Pakar bahasa dari UIN Syarif Hidayatullah, Hilmi Akmal, menjelaskan, penggunaan ‘anjay‘ perlu dilihat dari konotasinya.

“Jika seseorang mengatakan anjay kepada pendengar lalu pendengar secara asosiatif mengasosiasikan dengan hewan anjing, dan timbul afeksi negatif, maka bisa saja pendengar itu marah,” kata Hilmi.

Orang yang marah karena mendengar ‘anjay‘ bisa jadi karena antara pembicara dan pendengar punya jarak sosial berjauhan. Kemungkinannya bisa beragam, misalnya pembicara dan pendengar belum akrab, atau pembicara dan pendengar adalah orang yang lebih muda dan orang yang lebih tua.

“Tapi, jika jarak sosialnya dekat, antara teman, misalnya, kata anjay bisa saja tidak akan menimbulkan konotasi negatif karena pendengar tidak mengasiosasikan dengan kata anjing sehingga tidak ada afeksi yang negatif. Jadi, harus dilihat dalam konteks apa penggunaan kata anjay itu,” kata Hilmi.
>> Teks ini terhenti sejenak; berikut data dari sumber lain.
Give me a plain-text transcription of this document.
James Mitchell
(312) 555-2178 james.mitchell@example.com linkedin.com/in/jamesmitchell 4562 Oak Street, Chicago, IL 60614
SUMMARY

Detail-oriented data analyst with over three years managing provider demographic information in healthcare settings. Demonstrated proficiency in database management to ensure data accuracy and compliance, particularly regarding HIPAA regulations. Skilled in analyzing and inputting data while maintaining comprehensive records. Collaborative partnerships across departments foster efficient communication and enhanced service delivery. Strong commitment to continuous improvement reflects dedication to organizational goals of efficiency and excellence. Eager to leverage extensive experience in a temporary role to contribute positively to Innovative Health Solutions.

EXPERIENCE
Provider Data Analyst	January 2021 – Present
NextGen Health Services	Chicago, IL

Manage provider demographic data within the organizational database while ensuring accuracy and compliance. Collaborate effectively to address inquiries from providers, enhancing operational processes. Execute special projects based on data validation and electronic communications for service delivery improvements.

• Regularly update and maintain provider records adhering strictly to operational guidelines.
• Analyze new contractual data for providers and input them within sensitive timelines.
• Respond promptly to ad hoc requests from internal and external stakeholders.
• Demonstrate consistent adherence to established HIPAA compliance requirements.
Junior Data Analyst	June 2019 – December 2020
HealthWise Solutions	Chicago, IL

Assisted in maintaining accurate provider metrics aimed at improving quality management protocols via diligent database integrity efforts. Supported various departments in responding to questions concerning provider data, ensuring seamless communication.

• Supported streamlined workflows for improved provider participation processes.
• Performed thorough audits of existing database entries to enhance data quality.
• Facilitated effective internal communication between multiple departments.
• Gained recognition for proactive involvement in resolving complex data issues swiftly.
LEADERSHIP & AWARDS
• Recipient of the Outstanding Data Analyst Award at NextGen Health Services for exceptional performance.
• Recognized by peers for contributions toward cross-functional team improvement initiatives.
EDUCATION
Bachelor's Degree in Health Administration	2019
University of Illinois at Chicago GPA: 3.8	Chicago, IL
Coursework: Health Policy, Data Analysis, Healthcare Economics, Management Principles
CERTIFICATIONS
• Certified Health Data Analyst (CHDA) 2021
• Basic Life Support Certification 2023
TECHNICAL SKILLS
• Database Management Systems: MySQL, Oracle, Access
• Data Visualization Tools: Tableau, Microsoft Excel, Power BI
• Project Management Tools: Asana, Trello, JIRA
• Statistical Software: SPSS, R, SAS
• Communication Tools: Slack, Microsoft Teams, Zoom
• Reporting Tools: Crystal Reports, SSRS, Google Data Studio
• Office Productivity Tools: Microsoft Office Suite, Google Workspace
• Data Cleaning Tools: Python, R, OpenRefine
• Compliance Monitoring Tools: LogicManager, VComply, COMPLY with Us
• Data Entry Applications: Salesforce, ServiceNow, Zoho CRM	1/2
Bukankah orang yang hendak mengumpat bakal memilih kata ‘anjing’ ketimbang ‘anjay‘? Atau barangkali bakal memilih ‘bajingan’ ketimbang ‘bajigur’ atau ‘banjindul’? Atau dalam bahasa Inggris, orang bakal memilih ‘damn’ ketimbang ‘darn’? Atau ‘hell’ ketimbang ‘heck’?

“Ini terkait dengan slang. Slang adalah ragam bahasa yang informal yang dipakai oleh kelompok masyarakat tertentu,” kata Hilmi.

Kedua ahli di atas tidak memberikan jawaban hitam-putih, apakah orang yang menggunakan kata ‘anjay‘ perlu dipidana atau tidak. Kembali ke pembaca, jadi perlukah orang yang mengatakan ‘anjay‘ dipidana?